“She LOST her daughter’s shoes!”
“NO! HOW do you LOSE your child’s SHOES?”
“I KNOW!”
Then, much head-shaking and eye-rolling and tongue-clucking from the two women conversing, and some squirming and glaring from me. I didn’t feel like getting into this conversation, particularly to explain that I lose shoes, my own and my children’s, fairly regularly.
I also kept quiet because this conversation was fascinating me.
Two women I had just met, both with small children, were discussing their “friend,” a mother of three children, from infant to elementary age. Their “friend” had just gone back to work, and she was struggling. Sounds like a good time for someone to swoop in and help her out–OR, tear her to shreds in front of strangers at a cocktail party.
There’s more:
“And my neighbor babysits for her, and she actually had to call her mother to find out how to start the dishwasher because it was so full of dirty dishes that she couldn’t even find a plate to give the kids their snack! And she has TWO dishwashers!

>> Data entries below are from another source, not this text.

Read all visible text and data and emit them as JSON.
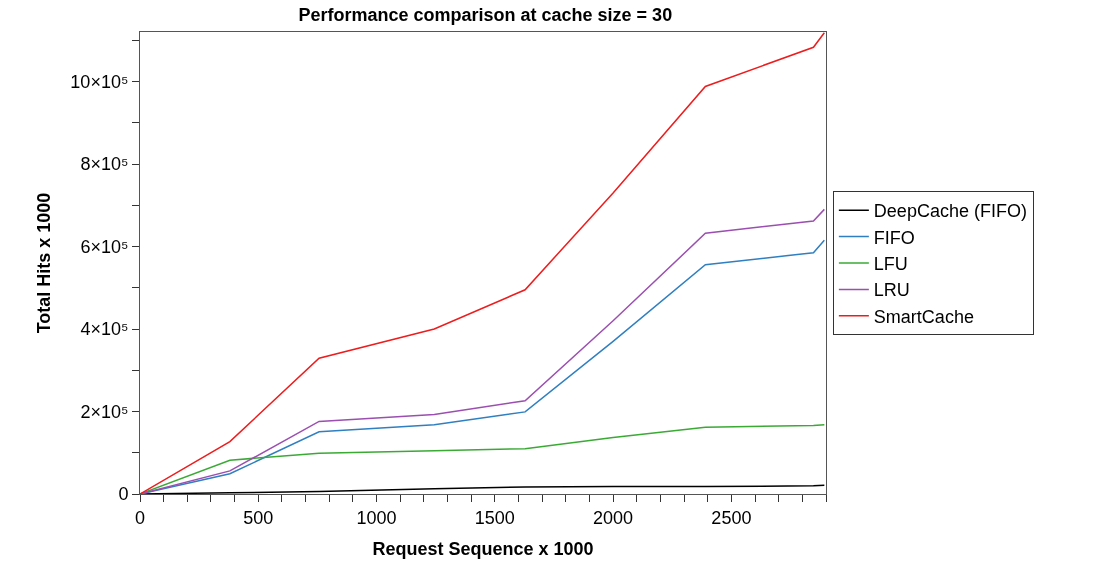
{
  "chart_data": {
    "type": "line",
    "title": "Performance comparison at cache size = 30",
    "xlabel": "Request Sequence x 1000",
    "ylabel": "Total Hits x 1000",
    "x": [
      0,
      380,
      757,
      1244,
      1628,
      2000,
      2390,
      2847,
      2893
    ],
    "series": [
      {
        "name": "DeepCache (FIFO)",
        "color": "#000000",
        "values": [
          0,
          3000,
          6000,
          13000,
          17000,
          18000,
          18000,
          20000,
          21000
        ]
      },
      {
        "name": "FIFO",
        "color": "#2f7fc1",
        "values": [
          0,
          49000,
          151000,
          168000,
          199000,
          370000,
          556000,
          585000,
          615000
        ]
      },
      {
        "name": "LFU",
        "color": "#3aaa35",
        "values": [
          0,
          82000,
          99000,
          105000,
          110000,
          137000,
          162000,
          166000,
          168000
        ]
      },
      {
        "name": "LRU",
        "color": "#9b4fb0",
        "values": [
          0,
          56000,
          176000,
          193000,
          226000,
          420000,
          632000,
          662000,
          690000
        ]
      },
      {
        "name": "SmartCache",
        "color": "#ee1c1c",
        "values": [
          0,
          127000,
          329000,
          400000,
          495000,
          730000,
          988000,
          1083000,
          1118000
        ]
      }
    ],
    "xlim": [
      0,
      2900
    ],
    "ylim": [
      0,
      1120000
    ],
    "xticks": [
      0,
      {
        "value": 100,
        "label": null
      },
      {
        "value": 200,
        "label": null
      },
      {
        "value": 300,
        "label": null
      },
      {
        "value": 400,
        "label": null
      },
      500,
      {
        "value": 600,
        "label": null
      },
      {
        "value": 700,
        "label": null
      },
      {
        "value": 800,
        "label": null
      },
      {
        "value": 900,
        "label": null
      },
      1000,
      {
        "value": 1100,
        "label": null
      },
      {
        "value": 1200,
        "label": null
      },
      {
        "value": 1300,
        "label": null
      },
      {
        "value": 1400,
        "label": null
      },
      1500,
      {
        "value": 1600,
        "label": null
      },
      {
        "value": 1700,
        "label": null
      },
      {
        "value": 1800,
        "label": null
      },
      {
        "value": 1900,
        "label": null
      },
      2000,
      {
        "value": 2100,
        "label": null
      },
      {
        "value": 2200,
        "label": null
      },
      {
        "value": 2300,
        "label": null
      },
      {
        "value": 2400,
        "label": null
      },
      2500,
      {
        "value": 2600,
        "label": null
      },
      {
        "value": 2700,
        "label": null
      },
      {
        "value": 2800,
        "label": null
      },
      {
        "value": 2900,
        "label": null
      }
    ],
    "yticks": [
      0,
      {
        "value": 100000,
        "label": null
      },
      {
        "value": 200000,
        "label": "2×10⁵"
      },
      {
        "value": 300000,
        "label": null
      },
      {
        "value": 400000,
        "label": "4×10⁵"
      },
      {
        "value": 500000,
        "label": null
      },
      {
        "value": 600000,
        "label": "6×10⁵"
      },
      {
        "value": 700000,
        "label": null
      },
      {
        "value": 800000,
        "label": "8×10⁵"
      },
      {
        "value": 900000,
        "label": null
      },
      {
        "value": 1000000,
        "label": "10×10⁵"
      },
      {
        "value": 1100000,
        "label": null
      }
    ],
    "legend": "right",
    "marker": "none",
    "line_style": "solid"
  }
}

BOTH full of dirty dishes!”
(They are horrified at dirty dishes; I am horrified that a teenaged babysitter cannot figure out how to wash a dish.)

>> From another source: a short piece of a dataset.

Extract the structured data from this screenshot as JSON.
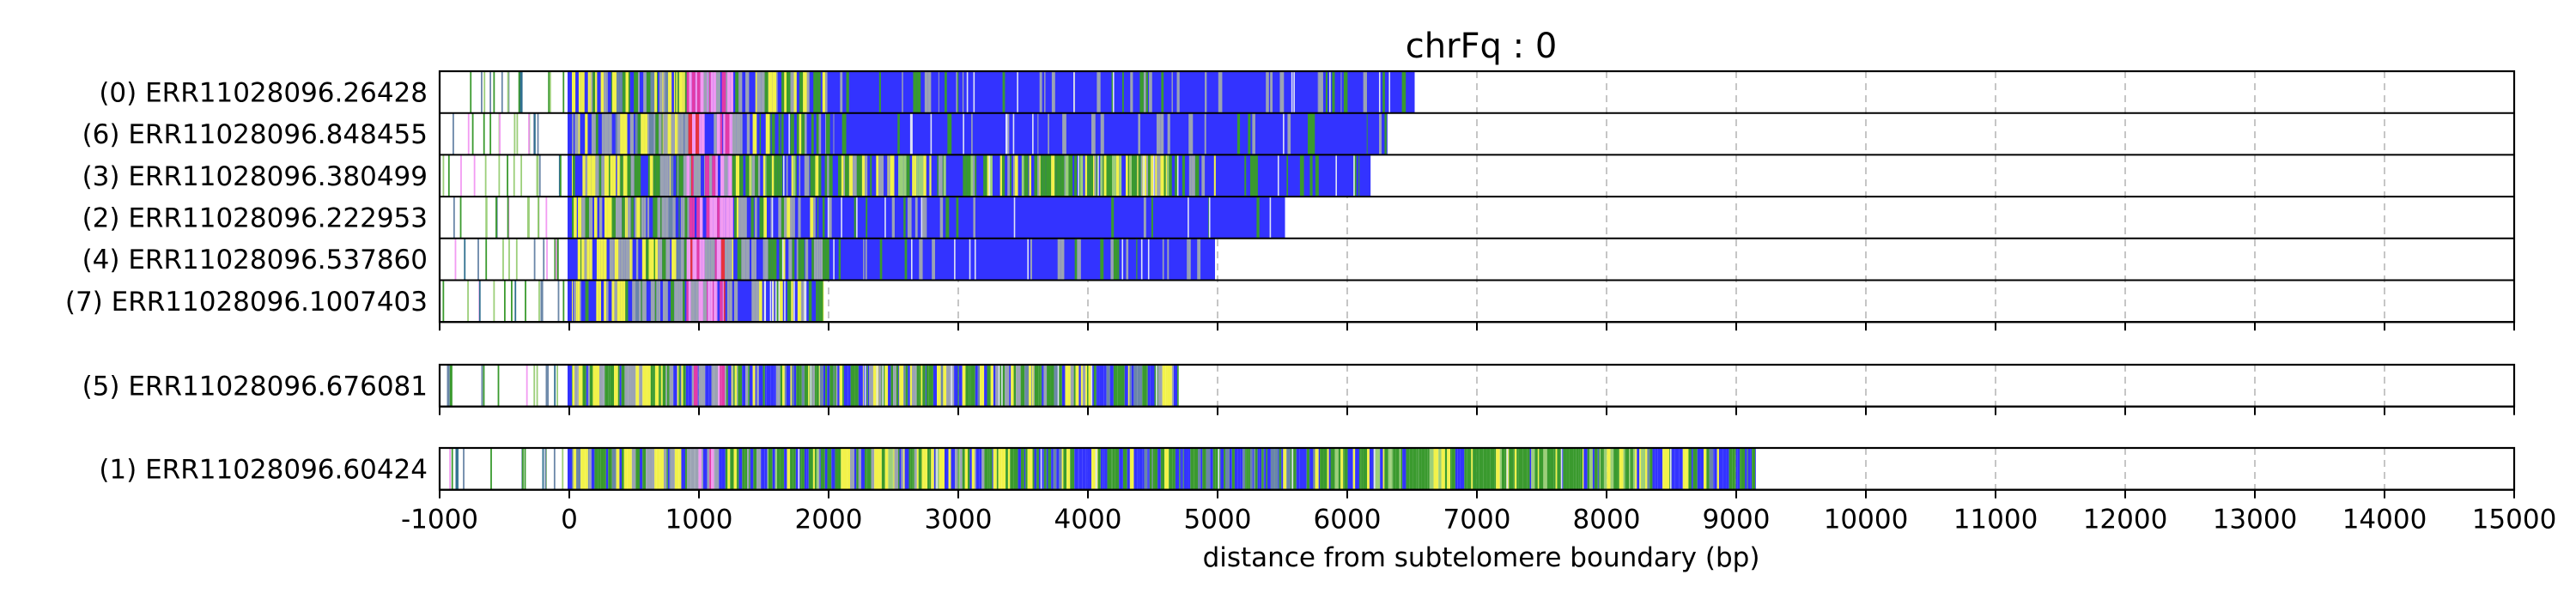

“And the other night she had the kids up at 8:00 pm making cookies because she feels all guilty for missing out on stuff with them and they didn’t even do their HOMEWORK!”
“And she keeps leaving work early to try to see them before their bed time!”
After a night of meeting lovely new people (and finding out later that some of them hated each other because some people’s brothers had affairs with other people’s sisters while married to someone else’s twin or something like that-also fascinating), the night was over, and I grabbed my baby, who was stashed behind a couch, asleep in his car seat, and went out to my car.
As I was driving away, I fervently hoped that somewhere in this city that woman was making cookies with her children at an inappropriately late hour, while crumpled, undone homework sat in the corner amid some lost shoes and both dishwashers were full . . . but she didn’t care because the cookie-making was just what she needed.

Oh Marjorie-
You weren’t showing up in my feed for ages and now here you are! (I used to go by a pseudonym and comment, now I’m me.) Yay!
Imperfect mothers unite (and that’s all of us – miss dirty dishwaher lady)!
Once, I drove around for half a day with my daughter’s shoes on top of my car. I’m glad that my friends didn’t see it as an indictment of my parenting or competence. More than anything, I hope the woman in question finds better friends. Oh…and I hope karma bites those other women in the ass.
Anyone who says she has never lost her kid’s shoes is a dirty liar. Hell, just this morning I lost my son’s jacket, my keys and forgot I had a chunk of watermelon in my purse for an hour.
And that’s a good morning
And that is why I don’t talk to strangers.
Hi Sarah-Yeah, it has been forever. I have been doing laundry for two months, but I’ve changed my mind about that…
Hilarious about the shoes on the roof and watermelon in the purse, Vikki and Jen! You’re my kind of people.
I don’t really know what was up with those two women, but, yeah, I tend to think they’re dirty liars, too…
Tim, to be fair, everyone else there that night was extraordinarily kind and fantastic. Don’t be scared of strangers!
I’m slightly bemused by the owning of two dishwashers…or is that jealousy…hmm, would be handy to own two sometimes.
Cookie making should take precedence over homework and bedtimes on occasion, it keeps one sane. Though in our case it’s more likely to be reading just one more chapter or looking at just one more page of LOLcats or finishing the game of Munchkins, because I’m not much of a baker
First off- homework is pretty much garbage 99% of the time. I will actually insist my kids not do it and I was a teacher. I think about 89% of school is a waste of time and the rest is split between recess and the teachable moments that the government hasn’t managed to squeeze out yet.
Secondly- shoes are pretty much designed to hurt your feet anyway. Who needs them?